Die Verhandlungen um Geiseldeal und Waffenstillstand geraten erneut ins Stocken. Denn was für Israel eine rote Linie ist, ist für Hamas Bedingung.

Sie verlieren immer mehr die Geduld: De­mons­tran­t*in­nen in Tel Aviv protestieren gegen die Regierung und für einen Geiseldeal Foto: dpa

Jerusalem taz | Auf einer Bühne am „Platz der Geiseln“ in Tel Aviv, stehen Orna und Ronen Neutra und fordern die Regierung Israels dazu auf, „Charakterstärke und Mut“ zu zeigen. „Nur durch die Rückkehr unserer Lieben kann das jüdische Volk wieder ganz werden“, sagt Orna Neutra ins Mikrofon.

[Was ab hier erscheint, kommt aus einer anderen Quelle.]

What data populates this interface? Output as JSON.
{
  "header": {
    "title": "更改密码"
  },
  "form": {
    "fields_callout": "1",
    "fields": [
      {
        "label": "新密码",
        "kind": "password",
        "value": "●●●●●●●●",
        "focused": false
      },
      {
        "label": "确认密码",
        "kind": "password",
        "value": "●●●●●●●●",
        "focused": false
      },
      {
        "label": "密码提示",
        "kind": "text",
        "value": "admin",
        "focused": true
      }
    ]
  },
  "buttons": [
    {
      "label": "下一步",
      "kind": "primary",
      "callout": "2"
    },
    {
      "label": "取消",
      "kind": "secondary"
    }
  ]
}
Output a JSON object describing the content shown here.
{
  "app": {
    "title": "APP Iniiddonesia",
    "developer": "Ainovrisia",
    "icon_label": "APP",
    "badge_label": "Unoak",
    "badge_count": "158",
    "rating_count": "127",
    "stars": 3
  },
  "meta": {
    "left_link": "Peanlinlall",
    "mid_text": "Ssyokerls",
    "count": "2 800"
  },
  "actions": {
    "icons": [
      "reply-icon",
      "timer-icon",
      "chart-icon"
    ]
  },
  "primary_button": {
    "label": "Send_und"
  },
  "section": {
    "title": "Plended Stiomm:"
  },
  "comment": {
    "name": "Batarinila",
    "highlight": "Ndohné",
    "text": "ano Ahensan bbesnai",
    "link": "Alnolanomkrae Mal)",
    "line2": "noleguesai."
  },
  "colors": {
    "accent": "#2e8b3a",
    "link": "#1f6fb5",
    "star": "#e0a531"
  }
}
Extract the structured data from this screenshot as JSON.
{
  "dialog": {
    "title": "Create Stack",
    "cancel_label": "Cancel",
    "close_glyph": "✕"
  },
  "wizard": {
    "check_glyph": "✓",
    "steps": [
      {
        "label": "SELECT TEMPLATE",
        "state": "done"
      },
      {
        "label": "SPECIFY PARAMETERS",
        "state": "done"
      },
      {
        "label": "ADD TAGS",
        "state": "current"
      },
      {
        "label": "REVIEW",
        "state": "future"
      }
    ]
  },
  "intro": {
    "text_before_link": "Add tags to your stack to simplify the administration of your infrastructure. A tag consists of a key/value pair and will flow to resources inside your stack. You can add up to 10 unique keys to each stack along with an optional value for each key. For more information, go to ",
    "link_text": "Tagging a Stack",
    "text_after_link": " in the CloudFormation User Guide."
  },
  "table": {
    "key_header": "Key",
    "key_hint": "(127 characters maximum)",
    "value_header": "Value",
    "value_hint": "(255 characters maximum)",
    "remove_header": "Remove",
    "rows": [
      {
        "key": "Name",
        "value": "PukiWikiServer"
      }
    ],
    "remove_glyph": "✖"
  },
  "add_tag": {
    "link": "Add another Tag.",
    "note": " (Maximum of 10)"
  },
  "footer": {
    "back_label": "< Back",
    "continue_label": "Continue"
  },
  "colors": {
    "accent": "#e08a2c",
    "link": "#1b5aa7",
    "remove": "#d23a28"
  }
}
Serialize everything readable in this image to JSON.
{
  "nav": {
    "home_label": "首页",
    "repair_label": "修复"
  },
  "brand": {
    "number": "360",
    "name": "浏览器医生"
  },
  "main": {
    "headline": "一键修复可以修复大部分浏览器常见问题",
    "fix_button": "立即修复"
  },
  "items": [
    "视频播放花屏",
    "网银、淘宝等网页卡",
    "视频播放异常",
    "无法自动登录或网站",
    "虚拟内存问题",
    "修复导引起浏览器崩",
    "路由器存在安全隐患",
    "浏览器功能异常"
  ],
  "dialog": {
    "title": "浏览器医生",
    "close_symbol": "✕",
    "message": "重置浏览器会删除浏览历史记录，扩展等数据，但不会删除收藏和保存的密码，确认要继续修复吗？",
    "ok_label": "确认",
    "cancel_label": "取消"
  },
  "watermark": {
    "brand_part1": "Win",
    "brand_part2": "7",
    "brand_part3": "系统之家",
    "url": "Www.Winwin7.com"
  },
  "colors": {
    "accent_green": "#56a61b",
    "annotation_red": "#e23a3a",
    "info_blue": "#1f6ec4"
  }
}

Ihr Sohn Omer ist seit dem 7. Oktober in Gaza, entführt von militanten Palästinensern. Gemeinsam mit den Angehörigen anderer Geiseln sprechen die beiden am Samstagabend zu den Tausenden, die sich auf dem „Platz der Geiseln“ versammelt haben. „Bring them home now“ steht auf einem Schild am Rednerpult der Bühne, viele haben israelische Fahnen mitgebracht, und schwenken sie über den Köpfen der Menge.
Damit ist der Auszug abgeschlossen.